32GB for AT3 looks like overkill and really weird when AT2 will feature only 18/24 GByte of GDDR7 memory.
Maybe, but it would also allow AMD to ask a (relatively) high price for the AT3 top dog with LPDDR6 and cut the number of PCIe lanes even on AT3, which they didn't do on N44.
Also would allow to run local LLMs on it.
- 508 GByte/s should be enough for AT3. AT2 with 192bit GDDR7 running at 32 Gbps will have 768 GB/s of bandwidth, so +50% CU and +50% bandwidth would match perfectly
- And then use 16 or 24 GByte for AT3
We don't know yet if desktop AT2 will get more than the 64 active CUs the leaked slide from MLID suggested, in that case it'd only be 33% more CUs.
There are many 48 Gbit LPDDR5X-9600 with x64 listed. Depends if Samsung can crank up the speed of such modules.
They're lower capacity because they're older generations on older, already fairly mature processes, so there's unlikely to be much of an improvement.
And the presented 12.7 GT/s module uses only 16 Gbit chips:
https://ieeexplore.ieee.org/document/10904794
- 8 * 16 Gbit = 16 GByte
16 GByte for both AT3 and AT4 would be sufficient for gaming cards.
Reading the description on that 12.7 GT/s LP5X, and considering only Samsung makes them, the question is what their yield, volume, required voltage and - most importantly - price-per-GB will look like in practice.

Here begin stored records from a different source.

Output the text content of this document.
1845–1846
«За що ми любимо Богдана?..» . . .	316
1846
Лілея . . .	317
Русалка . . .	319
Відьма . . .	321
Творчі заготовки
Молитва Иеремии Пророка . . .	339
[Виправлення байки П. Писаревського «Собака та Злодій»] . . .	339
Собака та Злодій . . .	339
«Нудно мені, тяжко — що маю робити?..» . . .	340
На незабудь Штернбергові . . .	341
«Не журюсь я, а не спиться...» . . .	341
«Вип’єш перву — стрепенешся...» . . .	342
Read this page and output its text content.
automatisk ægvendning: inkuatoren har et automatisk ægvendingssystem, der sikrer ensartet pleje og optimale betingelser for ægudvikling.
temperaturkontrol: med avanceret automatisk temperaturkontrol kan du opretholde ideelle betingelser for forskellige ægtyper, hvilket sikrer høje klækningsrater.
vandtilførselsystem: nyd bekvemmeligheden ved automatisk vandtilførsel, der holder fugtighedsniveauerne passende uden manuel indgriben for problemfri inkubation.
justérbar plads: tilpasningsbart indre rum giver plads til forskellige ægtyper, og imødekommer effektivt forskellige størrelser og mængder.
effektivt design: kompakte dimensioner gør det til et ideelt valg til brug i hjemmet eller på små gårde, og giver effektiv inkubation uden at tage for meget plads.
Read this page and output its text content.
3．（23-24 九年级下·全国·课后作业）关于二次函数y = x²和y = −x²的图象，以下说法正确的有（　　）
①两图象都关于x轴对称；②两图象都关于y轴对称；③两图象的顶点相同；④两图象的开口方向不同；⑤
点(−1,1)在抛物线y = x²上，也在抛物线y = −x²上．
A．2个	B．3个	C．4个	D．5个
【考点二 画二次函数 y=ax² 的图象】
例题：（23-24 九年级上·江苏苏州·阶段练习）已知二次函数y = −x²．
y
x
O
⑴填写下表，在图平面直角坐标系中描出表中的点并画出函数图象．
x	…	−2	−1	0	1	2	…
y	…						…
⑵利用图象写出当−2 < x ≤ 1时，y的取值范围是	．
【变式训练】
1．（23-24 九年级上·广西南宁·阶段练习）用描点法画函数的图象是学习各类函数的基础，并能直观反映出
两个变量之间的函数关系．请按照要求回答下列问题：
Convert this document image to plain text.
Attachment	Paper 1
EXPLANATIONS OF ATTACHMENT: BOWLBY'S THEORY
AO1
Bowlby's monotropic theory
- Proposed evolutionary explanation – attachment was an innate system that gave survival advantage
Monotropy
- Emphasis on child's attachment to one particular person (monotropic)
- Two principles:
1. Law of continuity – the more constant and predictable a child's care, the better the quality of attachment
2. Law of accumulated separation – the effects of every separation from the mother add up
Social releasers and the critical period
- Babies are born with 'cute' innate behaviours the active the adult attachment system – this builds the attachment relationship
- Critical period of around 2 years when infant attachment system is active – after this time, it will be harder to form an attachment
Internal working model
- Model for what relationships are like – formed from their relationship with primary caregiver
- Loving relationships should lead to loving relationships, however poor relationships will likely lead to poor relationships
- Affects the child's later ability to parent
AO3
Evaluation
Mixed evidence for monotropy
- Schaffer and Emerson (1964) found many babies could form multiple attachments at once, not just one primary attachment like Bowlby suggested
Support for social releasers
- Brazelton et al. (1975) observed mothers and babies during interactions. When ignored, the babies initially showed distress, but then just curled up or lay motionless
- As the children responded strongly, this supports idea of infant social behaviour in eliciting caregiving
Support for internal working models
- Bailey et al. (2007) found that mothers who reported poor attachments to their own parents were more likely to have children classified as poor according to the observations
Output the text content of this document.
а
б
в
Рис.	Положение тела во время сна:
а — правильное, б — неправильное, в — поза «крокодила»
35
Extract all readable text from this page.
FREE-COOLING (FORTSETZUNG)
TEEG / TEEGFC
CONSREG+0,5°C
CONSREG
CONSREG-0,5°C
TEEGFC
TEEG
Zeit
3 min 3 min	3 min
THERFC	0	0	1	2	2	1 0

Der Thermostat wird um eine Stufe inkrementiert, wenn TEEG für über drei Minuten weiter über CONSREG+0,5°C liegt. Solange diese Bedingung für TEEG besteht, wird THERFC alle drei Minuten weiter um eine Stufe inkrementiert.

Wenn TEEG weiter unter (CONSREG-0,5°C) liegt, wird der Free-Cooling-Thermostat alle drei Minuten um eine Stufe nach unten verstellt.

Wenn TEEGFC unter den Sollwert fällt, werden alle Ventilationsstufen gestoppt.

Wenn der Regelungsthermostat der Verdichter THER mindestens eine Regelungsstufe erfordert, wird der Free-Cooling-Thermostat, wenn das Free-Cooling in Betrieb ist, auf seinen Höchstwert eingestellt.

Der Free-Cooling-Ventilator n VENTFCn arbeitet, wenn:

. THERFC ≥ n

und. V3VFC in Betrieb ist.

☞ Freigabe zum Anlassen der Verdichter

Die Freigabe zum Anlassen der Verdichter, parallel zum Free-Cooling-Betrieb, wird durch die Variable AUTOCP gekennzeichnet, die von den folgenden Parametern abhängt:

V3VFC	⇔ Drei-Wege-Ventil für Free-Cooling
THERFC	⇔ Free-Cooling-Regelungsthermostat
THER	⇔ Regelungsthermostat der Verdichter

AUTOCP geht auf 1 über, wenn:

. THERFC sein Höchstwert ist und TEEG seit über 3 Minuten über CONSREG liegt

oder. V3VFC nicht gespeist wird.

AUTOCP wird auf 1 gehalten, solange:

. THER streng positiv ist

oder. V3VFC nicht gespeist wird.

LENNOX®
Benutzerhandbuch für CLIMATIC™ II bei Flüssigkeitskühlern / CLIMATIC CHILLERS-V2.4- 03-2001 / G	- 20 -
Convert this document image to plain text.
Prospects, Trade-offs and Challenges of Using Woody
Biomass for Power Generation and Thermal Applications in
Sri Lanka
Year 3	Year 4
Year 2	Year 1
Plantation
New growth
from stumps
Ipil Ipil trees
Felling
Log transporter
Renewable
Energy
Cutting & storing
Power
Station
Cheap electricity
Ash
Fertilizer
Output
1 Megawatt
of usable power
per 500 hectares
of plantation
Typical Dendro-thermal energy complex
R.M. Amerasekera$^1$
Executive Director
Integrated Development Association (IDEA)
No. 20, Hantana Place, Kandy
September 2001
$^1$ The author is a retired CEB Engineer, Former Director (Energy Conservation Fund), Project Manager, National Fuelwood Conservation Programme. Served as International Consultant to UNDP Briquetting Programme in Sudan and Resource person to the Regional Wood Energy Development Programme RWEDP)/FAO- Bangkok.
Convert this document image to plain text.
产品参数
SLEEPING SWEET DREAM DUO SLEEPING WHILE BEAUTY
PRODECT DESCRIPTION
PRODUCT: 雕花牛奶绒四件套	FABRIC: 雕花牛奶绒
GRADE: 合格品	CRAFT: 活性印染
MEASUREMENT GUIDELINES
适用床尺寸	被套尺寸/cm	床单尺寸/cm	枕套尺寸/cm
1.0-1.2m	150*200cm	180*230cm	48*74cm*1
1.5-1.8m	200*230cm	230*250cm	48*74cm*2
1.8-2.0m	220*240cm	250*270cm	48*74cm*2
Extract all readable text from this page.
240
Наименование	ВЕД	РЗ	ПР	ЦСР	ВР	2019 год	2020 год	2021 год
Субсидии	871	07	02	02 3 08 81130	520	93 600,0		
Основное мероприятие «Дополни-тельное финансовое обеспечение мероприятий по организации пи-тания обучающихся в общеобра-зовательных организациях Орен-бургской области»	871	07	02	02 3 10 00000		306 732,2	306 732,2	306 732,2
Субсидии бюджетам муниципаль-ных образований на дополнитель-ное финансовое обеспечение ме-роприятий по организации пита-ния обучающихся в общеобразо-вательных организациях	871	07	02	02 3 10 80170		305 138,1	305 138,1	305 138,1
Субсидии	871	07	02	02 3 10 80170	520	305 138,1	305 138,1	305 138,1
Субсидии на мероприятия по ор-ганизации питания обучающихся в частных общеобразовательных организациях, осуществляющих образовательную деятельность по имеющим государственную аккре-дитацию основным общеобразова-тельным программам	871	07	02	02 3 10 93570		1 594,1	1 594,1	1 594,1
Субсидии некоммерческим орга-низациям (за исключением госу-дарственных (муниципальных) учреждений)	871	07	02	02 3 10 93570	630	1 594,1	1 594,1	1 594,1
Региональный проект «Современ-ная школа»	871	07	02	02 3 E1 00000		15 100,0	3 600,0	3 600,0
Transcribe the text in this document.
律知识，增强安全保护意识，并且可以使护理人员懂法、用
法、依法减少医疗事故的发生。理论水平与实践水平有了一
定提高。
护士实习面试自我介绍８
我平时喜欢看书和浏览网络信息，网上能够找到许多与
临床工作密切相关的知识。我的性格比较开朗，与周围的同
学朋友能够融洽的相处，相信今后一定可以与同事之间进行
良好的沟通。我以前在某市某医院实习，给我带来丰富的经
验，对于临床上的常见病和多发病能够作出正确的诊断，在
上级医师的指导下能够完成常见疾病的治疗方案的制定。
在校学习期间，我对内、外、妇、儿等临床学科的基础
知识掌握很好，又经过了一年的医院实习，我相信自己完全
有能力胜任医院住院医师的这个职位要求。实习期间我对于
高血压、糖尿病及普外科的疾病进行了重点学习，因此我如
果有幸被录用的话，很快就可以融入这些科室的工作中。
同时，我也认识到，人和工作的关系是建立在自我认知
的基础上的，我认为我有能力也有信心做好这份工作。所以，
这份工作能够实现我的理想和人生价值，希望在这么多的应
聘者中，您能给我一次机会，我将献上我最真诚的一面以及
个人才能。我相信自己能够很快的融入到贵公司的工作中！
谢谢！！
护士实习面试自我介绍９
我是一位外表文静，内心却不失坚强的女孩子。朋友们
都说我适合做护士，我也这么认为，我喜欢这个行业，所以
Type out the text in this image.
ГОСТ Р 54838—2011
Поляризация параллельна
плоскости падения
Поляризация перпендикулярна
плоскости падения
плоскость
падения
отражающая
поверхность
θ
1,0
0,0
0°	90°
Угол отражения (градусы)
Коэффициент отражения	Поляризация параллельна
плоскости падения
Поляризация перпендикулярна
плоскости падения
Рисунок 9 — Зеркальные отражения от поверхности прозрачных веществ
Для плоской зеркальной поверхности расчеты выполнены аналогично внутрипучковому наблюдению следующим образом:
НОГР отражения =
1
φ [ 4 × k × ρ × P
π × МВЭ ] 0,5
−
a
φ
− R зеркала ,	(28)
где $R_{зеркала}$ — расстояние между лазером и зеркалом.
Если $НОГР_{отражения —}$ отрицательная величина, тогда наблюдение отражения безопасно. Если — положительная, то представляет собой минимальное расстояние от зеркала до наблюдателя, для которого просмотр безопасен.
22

LP6-10667 offers higher bandwidth per channel (equal to hypothetical 16 GT/s LP5X), probably needs less voltage, and will be produced by all 3 memory manufacturers, so probably be cheaper per GB.
So even cutting the interface of AT3 to 75% width and go with 24GB LP6-10667@288bit might still be a better overall solution than 16GB of this "Ultra-Pro" (probably also Ultra-expensive) Samsung-only LP5X-12700.
LP6-10667@288bit would still give 480 GB/s, and 24GB has less risk of the PCIe-interface ever becoming a bottleneck.
Full config AT3 will likely perform around 9070 and has only 8x PCIe, so putting only 16GB on it may actually be risky.
Edit:
I am wondering, what RDNA5's Universal Compression will bring us. If data can be compressed by let's say 1.3x on average, this means net 1.3x more effective DRAM capacity.
Are we sure it works that way?
We've had DeltaColorCompression and internal compression on GPUs with ongoing improvements for over a decade, but it never really reduced VRAM capacity requirements in any noticeable way, only bandwidth efficiency.
The only way it could reduce capacity needs would be if data is stored compressed even in VRAM.